Força aparente, equívoco óbvio 

Diante de mais uma onda recorrente de rebeliões sangrentas em presídios, a mídia tudo noticia com a falsa roupagem de novidade e o governo, entre a perplexidade e a desorientação, ensaia enganosas medidas de força.

Na incapacidade de controlar a explosiva situação interna que envolve todo o sistema prisional, põe-se agora o Exército para cumprir um papel que não lhe cabe.

Às Forças Armadas a Constituição reserva a função estratégica de preservar a integridade do território e defender a soberania do país. Jamais exercer o papel de polícia. Menos ainda nas cadeias públicas em substituição às polícias estaduais.

Ora, a crise crônica do sistema prisional é uma das faces mais dolorosas da violência criminal que se estende por boa parte do nosso território, fruto de um conjunto de fatores de natureza social, econômica, cultural e política.

Tem uma relação direta com a conjuntura econômica e social e sofre a influência de outras variáveis — grau de escolaridade, densidade populacional, densidade de habitantes por domicílio, morfologia urbana (particularmente nas áreas de grande concentração popular), consumo de álcool e outras drogas, ausência de alternativas de lazer aos finais de semana nas regiões periféricas das grandes cidades, etc.

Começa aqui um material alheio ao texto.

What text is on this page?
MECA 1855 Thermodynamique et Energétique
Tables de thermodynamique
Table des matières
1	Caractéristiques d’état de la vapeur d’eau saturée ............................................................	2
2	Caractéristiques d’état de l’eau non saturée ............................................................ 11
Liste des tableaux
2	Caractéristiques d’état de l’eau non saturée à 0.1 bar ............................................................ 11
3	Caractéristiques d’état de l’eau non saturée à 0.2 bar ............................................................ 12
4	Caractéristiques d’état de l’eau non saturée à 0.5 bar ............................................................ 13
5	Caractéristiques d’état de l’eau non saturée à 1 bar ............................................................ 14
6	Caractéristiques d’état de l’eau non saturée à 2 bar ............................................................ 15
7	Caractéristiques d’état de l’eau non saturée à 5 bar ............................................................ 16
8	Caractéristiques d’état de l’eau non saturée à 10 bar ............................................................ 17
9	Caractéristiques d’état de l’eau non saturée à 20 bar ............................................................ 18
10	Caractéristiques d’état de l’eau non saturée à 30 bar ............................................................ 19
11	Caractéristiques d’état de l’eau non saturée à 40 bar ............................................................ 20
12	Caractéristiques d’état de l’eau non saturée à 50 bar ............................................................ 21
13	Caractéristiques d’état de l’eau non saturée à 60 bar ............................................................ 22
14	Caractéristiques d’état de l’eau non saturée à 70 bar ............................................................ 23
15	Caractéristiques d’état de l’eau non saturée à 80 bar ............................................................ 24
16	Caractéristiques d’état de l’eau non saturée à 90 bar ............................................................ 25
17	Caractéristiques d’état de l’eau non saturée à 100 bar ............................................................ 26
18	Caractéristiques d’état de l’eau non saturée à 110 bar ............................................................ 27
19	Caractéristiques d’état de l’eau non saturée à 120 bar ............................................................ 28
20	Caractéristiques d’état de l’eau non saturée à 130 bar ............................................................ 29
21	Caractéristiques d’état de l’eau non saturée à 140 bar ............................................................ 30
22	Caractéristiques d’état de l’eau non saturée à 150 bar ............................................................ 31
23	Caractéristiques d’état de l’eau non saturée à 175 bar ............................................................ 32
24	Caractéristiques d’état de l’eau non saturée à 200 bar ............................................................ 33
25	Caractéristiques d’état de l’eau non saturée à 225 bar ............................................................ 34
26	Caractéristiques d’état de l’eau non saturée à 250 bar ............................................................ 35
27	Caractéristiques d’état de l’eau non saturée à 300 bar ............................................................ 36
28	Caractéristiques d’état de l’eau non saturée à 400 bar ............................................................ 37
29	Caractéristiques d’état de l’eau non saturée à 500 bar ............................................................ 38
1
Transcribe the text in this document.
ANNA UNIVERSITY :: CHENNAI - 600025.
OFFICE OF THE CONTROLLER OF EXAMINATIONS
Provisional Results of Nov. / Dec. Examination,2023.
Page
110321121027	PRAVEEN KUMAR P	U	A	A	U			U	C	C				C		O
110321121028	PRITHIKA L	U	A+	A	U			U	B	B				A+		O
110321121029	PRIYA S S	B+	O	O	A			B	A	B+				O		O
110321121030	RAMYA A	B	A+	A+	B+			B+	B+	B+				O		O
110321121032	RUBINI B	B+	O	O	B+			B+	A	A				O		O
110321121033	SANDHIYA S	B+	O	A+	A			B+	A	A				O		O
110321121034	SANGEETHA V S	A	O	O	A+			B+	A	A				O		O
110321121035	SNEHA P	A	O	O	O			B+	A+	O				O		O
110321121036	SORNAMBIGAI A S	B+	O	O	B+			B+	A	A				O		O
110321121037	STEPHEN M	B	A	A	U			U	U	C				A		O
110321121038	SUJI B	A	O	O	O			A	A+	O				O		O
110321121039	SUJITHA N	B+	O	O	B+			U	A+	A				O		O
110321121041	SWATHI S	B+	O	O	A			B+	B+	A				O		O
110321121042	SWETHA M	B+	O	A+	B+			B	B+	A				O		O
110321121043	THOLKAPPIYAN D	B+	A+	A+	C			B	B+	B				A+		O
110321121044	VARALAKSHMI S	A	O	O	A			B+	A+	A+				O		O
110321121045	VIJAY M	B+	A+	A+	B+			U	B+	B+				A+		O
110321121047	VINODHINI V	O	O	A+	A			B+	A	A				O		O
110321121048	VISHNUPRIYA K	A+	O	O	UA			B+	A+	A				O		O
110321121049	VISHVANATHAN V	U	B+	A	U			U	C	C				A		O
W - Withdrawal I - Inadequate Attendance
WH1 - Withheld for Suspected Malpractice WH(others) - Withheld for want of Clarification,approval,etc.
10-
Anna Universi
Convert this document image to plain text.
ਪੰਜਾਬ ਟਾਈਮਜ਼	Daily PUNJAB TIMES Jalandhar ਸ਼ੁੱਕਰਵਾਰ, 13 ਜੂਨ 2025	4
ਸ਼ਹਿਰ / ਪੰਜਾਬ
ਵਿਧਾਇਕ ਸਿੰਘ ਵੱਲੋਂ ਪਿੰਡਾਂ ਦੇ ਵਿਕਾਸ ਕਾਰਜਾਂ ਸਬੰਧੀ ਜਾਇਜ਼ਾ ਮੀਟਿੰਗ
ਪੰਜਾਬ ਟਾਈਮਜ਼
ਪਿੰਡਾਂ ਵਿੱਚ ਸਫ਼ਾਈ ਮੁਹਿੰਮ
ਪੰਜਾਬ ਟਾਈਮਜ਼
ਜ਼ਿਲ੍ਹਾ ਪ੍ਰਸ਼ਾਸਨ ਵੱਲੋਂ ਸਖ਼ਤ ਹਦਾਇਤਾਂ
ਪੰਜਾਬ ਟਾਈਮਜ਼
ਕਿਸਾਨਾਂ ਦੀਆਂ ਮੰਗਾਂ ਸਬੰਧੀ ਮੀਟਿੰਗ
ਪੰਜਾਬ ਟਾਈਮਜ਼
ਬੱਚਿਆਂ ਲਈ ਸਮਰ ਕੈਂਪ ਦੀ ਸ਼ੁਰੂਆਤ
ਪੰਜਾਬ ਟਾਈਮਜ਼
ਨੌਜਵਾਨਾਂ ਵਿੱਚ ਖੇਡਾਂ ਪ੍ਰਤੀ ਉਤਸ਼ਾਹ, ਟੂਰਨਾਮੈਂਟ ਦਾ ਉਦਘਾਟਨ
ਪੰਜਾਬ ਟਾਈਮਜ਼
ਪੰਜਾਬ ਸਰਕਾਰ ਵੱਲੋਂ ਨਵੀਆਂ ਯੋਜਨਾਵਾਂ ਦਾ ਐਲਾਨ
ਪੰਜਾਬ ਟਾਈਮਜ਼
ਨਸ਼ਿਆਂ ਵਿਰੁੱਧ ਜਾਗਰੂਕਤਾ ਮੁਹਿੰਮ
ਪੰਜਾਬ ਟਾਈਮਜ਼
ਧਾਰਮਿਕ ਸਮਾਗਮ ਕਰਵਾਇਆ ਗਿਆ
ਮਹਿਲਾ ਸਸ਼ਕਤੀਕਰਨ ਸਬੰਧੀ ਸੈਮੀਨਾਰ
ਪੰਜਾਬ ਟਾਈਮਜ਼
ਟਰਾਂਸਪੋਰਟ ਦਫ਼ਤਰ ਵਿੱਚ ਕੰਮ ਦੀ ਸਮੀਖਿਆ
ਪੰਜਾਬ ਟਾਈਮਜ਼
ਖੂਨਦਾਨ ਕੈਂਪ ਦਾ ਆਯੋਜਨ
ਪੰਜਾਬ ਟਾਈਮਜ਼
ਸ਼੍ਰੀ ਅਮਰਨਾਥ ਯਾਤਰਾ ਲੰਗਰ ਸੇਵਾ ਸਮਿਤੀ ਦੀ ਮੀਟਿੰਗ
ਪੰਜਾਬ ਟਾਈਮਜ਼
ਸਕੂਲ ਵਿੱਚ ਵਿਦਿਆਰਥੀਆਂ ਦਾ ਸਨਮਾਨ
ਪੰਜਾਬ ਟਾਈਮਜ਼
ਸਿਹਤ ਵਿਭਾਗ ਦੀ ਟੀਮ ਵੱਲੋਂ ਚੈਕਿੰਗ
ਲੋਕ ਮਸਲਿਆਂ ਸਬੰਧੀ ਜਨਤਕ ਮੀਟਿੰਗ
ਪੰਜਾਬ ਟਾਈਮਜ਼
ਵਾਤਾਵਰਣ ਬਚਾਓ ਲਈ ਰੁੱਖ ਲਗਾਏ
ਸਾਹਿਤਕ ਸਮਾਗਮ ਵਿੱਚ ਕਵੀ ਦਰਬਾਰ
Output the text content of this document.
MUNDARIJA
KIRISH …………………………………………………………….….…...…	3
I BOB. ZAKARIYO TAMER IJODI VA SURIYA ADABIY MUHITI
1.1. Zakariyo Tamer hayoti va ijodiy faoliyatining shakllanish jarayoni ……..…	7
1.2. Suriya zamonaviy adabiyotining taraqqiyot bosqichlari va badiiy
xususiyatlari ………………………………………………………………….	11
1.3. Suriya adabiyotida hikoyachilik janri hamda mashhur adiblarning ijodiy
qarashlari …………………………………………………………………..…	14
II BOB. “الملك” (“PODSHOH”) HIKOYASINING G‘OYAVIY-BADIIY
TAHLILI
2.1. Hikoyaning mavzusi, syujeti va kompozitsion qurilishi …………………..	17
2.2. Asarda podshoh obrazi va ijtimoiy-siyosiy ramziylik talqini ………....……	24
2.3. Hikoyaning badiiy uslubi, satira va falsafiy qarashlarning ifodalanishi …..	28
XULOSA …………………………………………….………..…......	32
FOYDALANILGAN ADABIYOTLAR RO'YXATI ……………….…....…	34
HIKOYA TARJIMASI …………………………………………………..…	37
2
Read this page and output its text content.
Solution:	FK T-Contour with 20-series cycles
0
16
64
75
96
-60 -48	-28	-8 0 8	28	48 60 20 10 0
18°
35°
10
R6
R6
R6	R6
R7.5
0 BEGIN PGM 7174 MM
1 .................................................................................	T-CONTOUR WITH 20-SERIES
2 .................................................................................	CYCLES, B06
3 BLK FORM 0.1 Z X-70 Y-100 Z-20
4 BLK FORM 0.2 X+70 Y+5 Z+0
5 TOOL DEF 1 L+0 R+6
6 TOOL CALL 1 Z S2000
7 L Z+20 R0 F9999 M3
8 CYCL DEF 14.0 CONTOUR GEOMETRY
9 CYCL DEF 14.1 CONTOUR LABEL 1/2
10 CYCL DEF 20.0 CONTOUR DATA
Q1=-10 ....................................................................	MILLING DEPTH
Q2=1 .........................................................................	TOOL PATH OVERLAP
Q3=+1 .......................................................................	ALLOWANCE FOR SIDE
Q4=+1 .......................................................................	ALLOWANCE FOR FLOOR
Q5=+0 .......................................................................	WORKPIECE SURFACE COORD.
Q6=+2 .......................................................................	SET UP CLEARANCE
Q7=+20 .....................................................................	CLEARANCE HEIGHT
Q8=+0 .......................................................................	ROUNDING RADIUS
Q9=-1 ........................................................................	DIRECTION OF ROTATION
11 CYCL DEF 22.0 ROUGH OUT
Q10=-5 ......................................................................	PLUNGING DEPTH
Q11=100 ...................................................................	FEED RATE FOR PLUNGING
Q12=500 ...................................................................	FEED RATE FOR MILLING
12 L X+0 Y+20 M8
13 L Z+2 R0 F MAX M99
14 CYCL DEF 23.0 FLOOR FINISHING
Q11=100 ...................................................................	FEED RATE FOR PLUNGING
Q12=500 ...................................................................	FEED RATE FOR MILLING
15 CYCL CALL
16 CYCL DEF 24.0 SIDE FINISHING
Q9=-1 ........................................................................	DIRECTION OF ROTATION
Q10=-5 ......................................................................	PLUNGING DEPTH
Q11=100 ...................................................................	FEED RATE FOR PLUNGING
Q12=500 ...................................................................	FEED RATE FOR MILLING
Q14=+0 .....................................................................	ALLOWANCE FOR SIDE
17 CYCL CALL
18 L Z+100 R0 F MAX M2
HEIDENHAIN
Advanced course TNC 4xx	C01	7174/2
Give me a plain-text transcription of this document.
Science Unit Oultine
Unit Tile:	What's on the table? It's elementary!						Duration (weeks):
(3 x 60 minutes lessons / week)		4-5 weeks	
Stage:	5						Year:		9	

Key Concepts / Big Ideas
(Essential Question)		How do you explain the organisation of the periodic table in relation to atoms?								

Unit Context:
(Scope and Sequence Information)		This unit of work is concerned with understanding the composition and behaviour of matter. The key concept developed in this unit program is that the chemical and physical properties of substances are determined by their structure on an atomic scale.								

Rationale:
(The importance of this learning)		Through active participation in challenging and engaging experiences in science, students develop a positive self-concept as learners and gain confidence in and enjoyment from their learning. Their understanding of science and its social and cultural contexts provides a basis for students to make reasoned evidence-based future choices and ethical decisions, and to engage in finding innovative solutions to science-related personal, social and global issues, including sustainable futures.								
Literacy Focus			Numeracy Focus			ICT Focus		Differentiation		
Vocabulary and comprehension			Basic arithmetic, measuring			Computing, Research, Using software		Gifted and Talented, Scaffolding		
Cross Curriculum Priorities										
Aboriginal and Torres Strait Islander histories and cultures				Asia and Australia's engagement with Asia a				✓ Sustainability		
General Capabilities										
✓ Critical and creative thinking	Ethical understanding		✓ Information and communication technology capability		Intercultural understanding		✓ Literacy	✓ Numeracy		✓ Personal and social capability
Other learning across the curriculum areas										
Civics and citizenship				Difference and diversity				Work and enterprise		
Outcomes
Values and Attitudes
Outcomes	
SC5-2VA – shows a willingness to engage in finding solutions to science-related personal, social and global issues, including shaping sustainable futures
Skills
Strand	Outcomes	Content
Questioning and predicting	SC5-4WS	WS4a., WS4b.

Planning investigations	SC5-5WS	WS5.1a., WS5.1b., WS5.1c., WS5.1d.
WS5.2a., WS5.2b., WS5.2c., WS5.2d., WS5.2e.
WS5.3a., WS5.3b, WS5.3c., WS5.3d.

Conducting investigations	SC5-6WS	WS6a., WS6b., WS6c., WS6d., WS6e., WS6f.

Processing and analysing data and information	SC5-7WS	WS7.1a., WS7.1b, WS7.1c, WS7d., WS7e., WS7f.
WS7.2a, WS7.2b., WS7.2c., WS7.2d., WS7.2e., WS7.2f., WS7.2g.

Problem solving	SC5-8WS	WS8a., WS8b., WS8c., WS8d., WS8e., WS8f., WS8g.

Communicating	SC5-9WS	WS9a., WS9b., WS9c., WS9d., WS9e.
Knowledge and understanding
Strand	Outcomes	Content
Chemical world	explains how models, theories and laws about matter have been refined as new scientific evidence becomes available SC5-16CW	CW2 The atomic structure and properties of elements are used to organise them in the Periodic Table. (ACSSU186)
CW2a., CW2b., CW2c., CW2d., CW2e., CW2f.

Também concorrem fortemente para expansão das atividades criminosas a impunidade (decorrente da fragilidade das polícias e da lerdeza e da parcialidade da Justiça na prática processual); e a retroalimentação da violência através da mídia.

O papel nefasto da grande mídia monopolizada, em particular a televisão, há de ser levado na devida conta.

Programas chamados "policiais" expõem diariamente o crime de maneira glamourizada e fazem a apologia da violência bruta para combatê-lo.

Ainda no primeiro governo Lula, representando a Frente Nacional de Prefeitos, participei do Comitê Federativo que formulou as bases da nova Política Nacional de Segurança, sob a coordenação da Subsecretaria de Assuntos Federativos da Presidência da República e da Secretaria Nacional de Segurança, órgão do Ministério da Justiça.

Ali, a exemplo do que ocorria em alguns países da América do Sul, se introduziu o conceito de “segurança cidadã”, no sentido do dever do Estado em promover ambiente seguro e de paz à população, em substituição ao conceito de “segurança nacional”, herdado do regime militar, que “protegia” o Estado da insatisfação dos cidadãos.

A política de segurança, orientada pela preservação e disseminação dos Direitos Humanos, combinaria a repressão com a prevenção, com ênfase na prevenção; e daria mais peso à inteligência do que à força bruta na ação repressiva.

A União Federal compartilharia verticalmente com estados e municípios as ações de prevenção, assim como dos demais entes federativos teria a cooperação nas atividades repressivas.

Horizontalmente, far-se-ia a participação da sociedade, em todos os níveis.

As políticas e programas formulados daí em diante se assentaram nessa base conceitual.

E, de fato, sob a influência positiva da extraordinária inclusão de mais de quarenta milhões de brasileiros no sistema produtivo e no mercado de consumo – nos dois governos Lula e no primeiro governo Dilma -, conquistaram-se progressos importantes no sentido da redução relativa da criminalidade.

Mas a porca entortou o rabo, sempre, desde então, no contingenciamento seguido de recursos destinados a essa área. Investimentos importantes deixaram de ser feitos.

Agora, com o agravamento da crise social e a superlotação sem precedentes dos presídios, é possível compreender com mais nitidez os fatores multicausais da violência criminal – e, por extensão, da crise crônica do sistema prisional.

Mas o que prevalece é um "faz de conta" governamental, apoiado na mídia, e ao invés de se ir às causas de problemas tão graves, encena-se a pantomima da força bruta para sufocar as rebeliões, arriscando chamuscar o Exército brasileiro, constitucionalmente destinado a missões patrióticas muitos mais nobres.